FRANKFURT (Reuters) - Euro zone nations have little regard for their financial obligations and regularly call on an over-politicized European Central Bank to come up with a fix, outgoing ECB board member Benoit Coeure told a French newspaper.
Saving the 19-country currency union from a debt crisis half a decade ago that threatened the euro's collapse, the ECB has invented a range of tools to keep borrowing costs down in the hope of revisiting growth and inflation.
While the ECB has largely succeeded, critics say that its new and largely untested instruments stretch the bank's mandate, break the rules that ban it from financing governments and function as political tools because they impact income and wealth distribution.
"The politicization of the ECB results from the weakness of the political pillar of Economic and Monetary Union," Coeure, whose eight-year term ends on Dec. 31, was quoted as saying by Libération late on Monday. "The lack of coordination in the fiscal domain means that we are the ones who are doing the work."
"Some people accuse the ECB of doing too much and of not being democratic enough, but the excessive expectations projected onto the ECB are only a reflection of political weakness," Coeure said.
Former ECB chief Mario Draghi, who stepped down in October after eight years in charge, repeatedly called upon euro zone governments to use fiscal policy to help support the economy instead of relying on the central bank.

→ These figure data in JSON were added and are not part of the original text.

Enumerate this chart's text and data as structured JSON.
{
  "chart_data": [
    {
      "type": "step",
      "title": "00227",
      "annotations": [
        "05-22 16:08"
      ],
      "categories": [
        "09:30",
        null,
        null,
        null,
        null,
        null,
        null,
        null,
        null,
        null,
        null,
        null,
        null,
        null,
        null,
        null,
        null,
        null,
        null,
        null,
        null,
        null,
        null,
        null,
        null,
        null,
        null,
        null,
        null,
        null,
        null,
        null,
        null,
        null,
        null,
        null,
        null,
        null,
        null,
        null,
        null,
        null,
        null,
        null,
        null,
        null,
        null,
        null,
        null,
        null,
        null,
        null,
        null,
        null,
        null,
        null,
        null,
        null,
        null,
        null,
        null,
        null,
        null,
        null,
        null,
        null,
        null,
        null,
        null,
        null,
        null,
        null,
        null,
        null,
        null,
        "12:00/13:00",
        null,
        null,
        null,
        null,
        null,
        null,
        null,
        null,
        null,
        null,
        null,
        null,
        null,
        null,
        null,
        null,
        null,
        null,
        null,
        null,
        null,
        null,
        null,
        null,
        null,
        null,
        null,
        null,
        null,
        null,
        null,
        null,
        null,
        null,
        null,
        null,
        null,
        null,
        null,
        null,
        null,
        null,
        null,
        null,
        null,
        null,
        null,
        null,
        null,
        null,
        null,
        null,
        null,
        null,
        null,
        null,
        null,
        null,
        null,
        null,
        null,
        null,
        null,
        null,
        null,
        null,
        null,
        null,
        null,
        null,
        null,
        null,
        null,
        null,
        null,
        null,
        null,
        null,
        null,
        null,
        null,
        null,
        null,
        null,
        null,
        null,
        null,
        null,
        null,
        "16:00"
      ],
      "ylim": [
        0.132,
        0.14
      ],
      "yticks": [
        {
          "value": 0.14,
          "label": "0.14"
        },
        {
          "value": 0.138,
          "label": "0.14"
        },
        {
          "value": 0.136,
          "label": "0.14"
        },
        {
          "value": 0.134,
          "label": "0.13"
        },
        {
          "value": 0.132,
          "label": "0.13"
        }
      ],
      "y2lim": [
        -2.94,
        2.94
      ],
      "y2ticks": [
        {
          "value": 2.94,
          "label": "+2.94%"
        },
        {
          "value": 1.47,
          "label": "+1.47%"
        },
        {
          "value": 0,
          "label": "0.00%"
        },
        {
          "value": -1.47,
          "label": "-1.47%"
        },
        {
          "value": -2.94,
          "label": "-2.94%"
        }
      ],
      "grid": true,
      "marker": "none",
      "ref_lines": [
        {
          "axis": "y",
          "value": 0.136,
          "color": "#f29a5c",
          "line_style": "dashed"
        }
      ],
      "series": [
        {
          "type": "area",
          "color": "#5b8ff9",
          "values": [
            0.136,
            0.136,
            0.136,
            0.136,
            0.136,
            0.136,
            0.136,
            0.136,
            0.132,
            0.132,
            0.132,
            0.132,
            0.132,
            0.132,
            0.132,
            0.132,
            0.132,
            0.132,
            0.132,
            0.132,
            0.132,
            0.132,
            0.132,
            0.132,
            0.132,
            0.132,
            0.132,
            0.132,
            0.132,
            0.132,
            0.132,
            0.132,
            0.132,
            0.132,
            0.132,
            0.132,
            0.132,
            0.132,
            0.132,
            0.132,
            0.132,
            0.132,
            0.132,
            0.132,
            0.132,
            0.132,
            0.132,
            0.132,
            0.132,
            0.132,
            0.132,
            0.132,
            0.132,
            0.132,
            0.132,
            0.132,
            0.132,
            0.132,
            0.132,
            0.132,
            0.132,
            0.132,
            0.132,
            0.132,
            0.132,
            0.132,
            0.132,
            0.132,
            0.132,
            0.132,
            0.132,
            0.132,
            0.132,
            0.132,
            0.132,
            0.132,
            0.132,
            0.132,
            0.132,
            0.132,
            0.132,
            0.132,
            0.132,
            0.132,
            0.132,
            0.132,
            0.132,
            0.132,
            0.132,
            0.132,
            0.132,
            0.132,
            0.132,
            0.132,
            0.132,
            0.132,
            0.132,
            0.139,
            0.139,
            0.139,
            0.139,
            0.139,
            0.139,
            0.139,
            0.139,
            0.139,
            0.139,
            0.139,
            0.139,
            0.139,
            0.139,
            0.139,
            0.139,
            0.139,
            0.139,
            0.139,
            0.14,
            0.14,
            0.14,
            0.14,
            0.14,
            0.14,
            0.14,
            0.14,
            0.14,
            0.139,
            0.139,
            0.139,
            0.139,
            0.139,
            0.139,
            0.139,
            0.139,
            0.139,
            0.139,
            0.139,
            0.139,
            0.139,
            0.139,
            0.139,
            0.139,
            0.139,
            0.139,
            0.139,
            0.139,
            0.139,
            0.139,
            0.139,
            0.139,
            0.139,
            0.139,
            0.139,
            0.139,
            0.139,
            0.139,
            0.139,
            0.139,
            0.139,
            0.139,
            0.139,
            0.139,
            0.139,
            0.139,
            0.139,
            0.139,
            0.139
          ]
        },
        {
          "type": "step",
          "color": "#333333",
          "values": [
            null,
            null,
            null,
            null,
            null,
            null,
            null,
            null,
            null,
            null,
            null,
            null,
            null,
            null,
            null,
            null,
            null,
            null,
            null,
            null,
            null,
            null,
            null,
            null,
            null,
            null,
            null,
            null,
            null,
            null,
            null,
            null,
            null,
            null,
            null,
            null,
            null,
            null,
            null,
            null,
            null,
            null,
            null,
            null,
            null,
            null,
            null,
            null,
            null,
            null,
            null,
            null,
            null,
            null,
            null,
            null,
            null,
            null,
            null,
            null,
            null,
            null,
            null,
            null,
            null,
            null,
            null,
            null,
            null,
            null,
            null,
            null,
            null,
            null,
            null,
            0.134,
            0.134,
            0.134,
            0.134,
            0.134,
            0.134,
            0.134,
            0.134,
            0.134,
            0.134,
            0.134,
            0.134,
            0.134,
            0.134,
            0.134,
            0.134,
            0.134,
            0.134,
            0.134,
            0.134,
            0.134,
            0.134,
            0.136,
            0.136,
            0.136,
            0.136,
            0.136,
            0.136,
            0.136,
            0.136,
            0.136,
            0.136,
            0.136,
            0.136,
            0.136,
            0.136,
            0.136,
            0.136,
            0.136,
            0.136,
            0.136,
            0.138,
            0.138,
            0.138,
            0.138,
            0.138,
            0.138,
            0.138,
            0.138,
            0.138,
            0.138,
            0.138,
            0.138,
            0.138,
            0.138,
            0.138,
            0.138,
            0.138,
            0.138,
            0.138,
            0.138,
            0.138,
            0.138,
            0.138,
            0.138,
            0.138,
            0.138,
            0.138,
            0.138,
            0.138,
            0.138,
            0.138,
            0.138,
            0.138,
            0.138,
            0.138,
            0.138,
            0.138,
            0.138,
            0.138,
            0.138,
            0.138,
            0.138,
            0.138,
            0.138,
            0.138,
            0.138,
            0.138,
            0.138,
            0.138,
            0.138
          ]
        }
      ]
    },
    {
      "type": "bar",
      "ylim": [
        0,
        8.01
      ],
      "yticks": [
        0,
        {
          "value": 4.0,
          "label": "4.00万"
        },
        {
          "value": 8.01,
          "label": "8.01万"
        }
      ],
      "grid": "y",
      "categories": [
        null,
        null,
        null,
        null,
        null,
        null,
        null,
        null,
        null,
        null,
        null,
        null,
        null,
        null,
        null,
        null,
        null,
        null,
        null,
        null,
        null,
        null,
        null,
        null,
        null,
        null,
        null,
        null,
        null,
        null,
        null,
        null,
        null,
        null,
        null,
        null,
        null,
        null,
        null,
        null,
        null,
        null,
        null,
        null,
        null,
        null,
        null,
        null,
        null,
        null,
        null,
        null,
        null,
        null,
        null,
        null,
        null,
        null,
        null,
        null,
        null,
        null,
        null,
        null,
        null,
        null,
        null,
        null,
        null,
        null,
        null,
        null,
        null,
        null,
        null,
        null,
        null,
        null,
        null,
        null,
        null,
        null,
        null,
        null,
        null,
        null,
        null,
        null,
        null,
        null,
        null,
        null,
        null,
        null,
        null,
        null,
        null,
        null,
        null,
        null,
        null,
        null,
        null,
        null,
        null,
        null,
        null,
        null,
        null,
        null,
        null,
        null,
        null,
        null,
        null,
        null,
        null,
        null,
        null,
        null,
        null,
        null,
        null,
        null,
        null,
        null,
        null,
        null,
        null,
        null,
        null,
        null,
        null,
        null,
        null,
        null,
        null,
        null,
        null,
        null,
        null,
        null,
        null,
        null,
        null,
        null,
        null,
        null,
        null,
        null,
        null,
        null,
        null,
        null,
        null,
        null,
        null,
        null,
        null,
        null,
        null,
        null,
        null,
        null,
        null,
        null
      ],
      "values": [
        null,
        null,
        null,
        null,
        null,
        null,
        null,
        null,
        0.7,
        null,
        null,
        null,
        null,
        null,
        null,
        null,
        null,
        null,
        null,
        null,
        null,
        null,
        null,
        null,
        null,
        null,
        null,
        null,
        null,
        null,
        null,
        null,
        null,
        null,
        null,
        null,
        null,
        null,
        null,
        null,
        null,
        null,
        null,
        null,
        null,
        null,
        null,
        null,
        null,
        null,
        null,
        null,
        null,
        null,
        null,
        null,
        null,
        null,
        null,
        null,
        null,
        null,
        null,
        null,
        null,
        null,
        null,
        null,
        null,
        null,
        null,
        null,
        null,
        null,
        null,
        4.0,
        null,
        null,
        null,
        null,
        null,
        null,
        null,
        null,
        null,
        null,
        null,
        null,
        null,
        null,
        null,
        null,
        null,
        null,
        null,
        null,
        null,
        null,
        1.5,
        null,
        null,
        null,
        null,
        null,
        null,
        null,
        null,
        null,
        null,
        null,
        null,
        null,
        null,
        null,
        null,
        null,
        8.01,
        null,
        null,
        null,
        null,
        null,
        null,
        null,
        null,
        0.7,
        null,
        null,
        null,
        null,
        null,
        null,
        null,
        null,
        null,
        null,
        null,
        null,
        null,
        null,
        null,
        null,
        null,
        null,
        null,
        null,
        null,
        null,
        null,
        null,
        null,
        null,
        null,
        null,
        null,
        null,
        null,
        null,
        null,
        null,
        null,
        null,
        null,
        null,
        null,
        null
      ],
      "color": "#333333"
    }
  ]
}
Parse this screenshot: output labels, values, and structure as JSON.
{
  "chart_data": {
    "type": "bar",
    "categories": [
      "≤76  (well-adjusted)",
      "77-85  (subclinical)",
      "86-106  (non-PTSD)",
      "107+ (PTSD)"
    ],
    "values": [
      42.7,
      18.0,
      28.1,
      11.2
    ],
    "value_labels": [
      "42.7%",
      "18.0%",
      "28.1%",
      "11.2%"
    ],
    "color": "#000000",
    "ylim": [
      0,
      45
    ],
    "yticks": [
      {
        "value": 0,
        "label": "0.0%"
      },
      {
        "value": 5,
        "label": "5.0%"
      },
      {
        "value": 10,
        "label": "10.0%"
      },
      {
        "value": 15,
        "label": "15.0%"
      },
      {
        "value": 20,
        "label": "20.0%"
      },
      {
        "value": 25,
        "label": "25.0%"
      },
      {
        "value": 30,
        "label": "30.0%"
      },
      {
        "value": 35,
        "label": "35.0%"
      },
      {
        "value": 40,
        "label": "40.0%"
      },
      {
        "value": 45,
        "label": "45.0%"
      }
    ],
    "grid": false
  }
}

The ECB also made mistakes along the way, Coeure admitted, singling out a delay in launching a bond purchase scheme five years ago and taking too long to take action on climate change.
But Coeure saved his toughest criticism for euro zone countries who have "little regard" for commonly agreed fiscal rules, thus jeopardizing the entire currency union.
Given countries' inability to focus on their collective interest the euro zone will need a centralized budget with a powerful authority to make collective decisions about spending, Coeure said.
"For as long as that is not in place, we will have to cross our fingers and hope that no crisis occurs," Coeure added.